If FERC decided to use its available authorities and tools and apply the lessons learned above from ESIG to support a reliable and efficient future power system, what would it do? I think it might look something like this:
-
- Change transmission planning from a reactive approach to a pro-active one in all regions and across regions, taking the future resource mix into account through a comprehensive transmission planning and cost allocation rule and other actions (such as coordinating transmission planning and interconnection policy).
- Review resource adequacy methods to: 1) have appropriate entities in all regions make sure that load can be served in all hours, 2) make sure that some entity, which can be state-determined, is accountable for procuring or providing sufficient resources for all load, 3) ensure that accurate capacity values are assigned to all resources, and 4) make sure there are incentives for resources through requirements and value-based pricing at all times and places to maximize the probability of actual performance when the system needs it.
- Abandon the controversial “Minimum Offer Price Rule” to allow suppliers to sell all of their various products: environmental attributes, capacity, energy, and ancillary services to parties of their choosing without forcing consumers to pay for redundant services.
- Update market designs to make sure that flexibility is attracted and rewarded, and make sure that market rules accommodate renewable, storage, hybrids, and distributed energy resources, including demand response.
- Alleviate interconnection queue logjams through the pro-active transmission planning and cost allocation mentioned above, and undo the policy that allows 100% assignment of shared network upgrade costs to individual generators in RTOs.
- Ensure the deployment of Grid-Enhancing Technologies through requirements and incentives where appropriate, to ensure that existing and future transmission is fully utilized.
- Encourage RTO participation with a variety of carrots and sticks.
- Promote competitive generation solicitation through PURPA (Public Utilities Regulatory Policies Act) authority and “Edgar” and “Allegheny” rules preventing utility affiliate favoritism.
Hang on for the Ride!
FERC has the authority to move all of these priorities forward in some form.
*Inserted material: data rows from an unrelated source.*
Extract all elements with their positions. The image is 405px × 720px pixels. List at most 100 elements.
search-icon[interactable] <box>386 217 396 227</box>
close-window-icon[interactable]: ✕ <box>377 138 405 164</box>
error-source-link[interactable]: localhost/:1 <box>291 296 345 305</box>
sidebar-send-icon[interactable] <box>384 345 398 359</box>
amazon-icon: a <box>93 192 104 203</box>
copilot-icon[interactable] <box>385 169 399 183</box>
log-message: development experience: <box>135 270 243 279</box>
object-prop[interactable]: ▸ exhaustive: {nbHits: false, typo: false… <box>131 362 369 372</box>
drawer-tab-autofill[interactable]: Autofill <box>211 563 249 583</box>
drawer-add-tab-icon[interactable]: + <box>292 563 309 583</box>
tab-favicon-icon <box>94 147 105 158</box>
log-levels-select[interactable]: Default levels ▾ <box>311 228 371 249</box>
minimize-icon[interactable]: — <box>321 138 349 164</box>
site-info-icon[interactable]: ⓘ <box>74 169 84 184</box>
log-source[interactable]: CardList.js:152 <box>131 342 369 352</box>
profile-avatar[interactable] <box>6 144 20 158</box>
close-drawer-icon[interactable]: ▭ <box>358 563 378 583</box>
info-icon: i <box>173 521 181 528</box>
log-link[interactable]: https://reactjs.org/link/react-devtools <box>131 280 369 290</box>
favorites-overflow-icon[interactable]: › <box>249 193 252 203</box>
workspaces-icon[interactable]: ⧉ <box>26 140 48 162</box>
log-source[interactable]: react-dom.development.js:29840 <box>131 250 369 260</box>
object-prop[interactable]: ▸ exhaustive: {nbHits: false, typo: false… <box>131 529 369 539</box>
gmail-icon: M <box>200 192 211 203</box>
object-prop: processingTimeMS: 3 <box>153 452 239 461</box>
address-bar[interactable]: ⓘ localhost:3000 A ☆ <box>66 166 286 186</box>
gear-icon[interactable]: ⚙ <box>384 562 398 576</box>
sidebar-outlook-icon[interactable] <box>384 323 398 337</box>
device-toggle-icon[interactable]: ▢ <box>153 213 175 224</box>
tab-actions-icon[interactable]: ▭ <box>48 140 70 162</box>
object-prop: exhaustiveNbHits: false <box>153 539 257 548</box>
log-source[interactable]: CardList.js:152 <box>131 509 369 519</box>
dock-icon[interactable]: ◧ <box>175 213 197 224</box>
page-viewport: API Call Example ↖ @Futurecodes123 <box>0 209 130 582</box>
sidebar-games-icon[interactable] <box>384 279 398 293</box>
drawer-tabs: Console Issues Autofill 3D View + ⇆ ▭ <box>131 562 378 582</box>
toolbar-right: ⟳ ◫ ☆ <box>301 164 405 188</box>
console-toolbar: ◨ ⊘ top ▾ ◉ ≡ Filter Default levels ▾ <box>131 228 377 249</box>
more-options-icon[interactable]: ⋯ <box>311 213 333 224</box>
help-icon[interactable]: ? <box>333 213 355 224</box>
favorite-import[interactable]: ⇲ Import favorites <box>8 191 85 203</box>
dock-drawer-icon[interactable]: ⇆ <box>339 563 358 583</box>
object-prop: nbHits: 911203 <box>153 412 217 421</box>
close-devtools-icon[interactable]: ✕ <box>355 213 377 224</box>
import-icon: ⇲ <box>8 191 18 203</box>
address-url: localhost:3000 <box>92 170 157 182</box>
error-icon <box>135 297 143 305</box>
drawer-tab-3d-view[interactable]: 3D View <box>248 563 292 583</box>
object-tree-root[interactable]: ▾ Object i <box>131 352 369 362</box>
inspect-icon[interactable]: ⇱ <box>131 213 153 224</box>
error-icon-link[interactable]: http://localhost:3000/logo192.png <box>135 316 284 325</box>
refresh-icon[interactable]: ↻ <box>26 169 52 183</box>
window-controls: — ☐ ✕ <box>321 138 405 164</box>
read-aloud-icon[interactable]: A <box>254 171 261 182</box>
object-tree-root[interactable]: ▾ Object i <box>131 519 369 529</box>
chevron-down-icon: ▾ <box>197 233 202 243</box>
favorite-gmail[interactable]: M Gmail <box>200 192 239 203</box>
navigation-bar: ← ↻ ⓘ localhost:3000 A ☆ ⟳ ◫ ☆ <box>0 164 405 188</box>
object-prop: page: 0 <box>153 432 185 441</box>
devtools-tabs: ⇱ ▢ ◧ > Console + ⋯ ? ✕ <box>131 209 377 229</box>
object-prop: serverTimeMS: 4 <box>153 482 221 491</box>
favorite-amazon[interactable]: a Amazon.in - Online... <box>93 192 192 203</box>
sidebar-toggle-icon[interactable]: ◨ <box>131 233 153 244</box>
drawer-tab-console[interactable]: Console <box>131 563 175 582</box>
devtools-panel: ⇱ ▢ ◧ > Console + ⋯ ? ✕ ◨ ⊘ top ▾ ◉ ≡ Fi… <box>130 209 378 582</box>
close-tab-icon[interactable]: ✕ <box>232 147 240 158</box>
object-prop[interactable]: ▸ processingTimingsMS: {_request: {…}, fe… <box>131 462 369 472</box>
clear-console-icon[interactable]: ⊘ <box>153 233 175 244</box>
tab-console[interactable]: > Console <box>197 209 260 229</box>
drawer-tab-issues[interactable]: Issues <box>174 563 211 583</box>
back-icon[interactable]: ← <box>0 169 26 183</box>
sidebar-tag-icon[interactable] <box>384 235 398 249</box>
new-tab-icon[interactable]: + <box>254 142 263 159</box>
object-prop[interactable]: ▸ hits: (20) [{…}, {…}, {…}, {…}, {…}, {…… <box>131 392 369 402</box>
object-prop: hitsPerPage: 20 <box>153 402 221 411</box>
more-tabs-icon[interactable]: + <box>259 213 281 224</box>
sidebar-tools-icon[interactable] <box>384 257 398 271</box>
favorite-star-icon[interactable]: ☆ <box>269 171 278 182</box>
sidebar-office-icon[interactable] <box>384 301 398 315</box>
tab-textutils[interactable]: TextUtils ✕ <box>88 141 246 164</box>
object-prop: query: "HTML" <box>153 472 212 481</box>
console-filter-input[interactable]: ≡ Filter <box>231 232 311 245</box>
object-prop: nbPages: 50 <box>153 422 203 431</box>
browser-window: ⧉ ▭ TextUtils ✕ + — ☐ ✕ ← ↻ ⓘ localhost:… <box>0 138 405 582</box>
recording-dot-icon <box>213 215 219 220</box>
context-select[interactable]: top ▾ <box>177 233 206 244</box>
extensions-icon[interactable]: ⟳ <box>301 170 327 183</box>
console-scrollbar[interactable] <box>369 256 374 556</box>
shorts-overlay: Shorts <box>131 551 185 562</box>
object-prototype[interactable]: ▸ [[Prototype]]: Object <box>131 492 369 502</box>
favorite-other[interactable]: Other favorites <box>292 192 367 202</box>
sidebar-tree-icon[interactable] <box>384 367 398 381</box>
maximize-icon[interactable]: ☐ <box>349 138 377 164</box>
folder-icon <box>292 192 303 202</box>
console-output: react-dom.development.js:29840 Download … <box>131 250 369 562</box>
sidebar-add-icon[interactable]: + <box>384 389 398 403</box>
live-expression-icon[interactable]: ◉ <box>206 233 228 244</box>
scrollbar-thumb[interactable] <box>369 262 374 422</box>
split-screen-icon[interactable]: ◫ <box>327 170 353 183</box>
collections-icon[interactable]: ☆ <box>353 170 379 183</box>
New Chairman Glick has already announced a number of initiatives in these areas, beginning with technical conferences on most of them. As an independent agency made up of commissioners from both parties, which must follow extensive procedures to ground decisions in the law and facts in a public record, there will have to be lengthy processes before decisions can be reached and implementation can proceed. Anyone can file comments with the Commission, and should do so by submitting rulemaking comments or reaching out to the new Office of Public Participation.
It will surely be an extremely busy few years at FERC, and the range of initiatives promises to assist in the energy transition by advancing the market rules and infrastructure needed for a high share of renewables in our future energy system.
Rob Gramlich
President
Grid Strategies LLC
Russ Philbrick says
Hi Rob,
Great blog. It reads well as a manifesto on what we need at the transmission level. Now we need the same for the distribution system (e.g., retail rate design)!
One small detail that I would take issue with is the need (and the ability) to “ensure that accurate capacity values are assigned to all resources”. I think this is a nearly impossible task, especially when looking further into the future. Instead, we need a better approach to evaluating when and where capacity creates value (resource adequacy) and implement mechanisms to reward resources based on what they actually do.
Capacity values are like capacity markets; a crude heuristic used to get done an important job. Rather than hang on to these old heuristics, I think we can develop more-efficient ways to achieve the goal.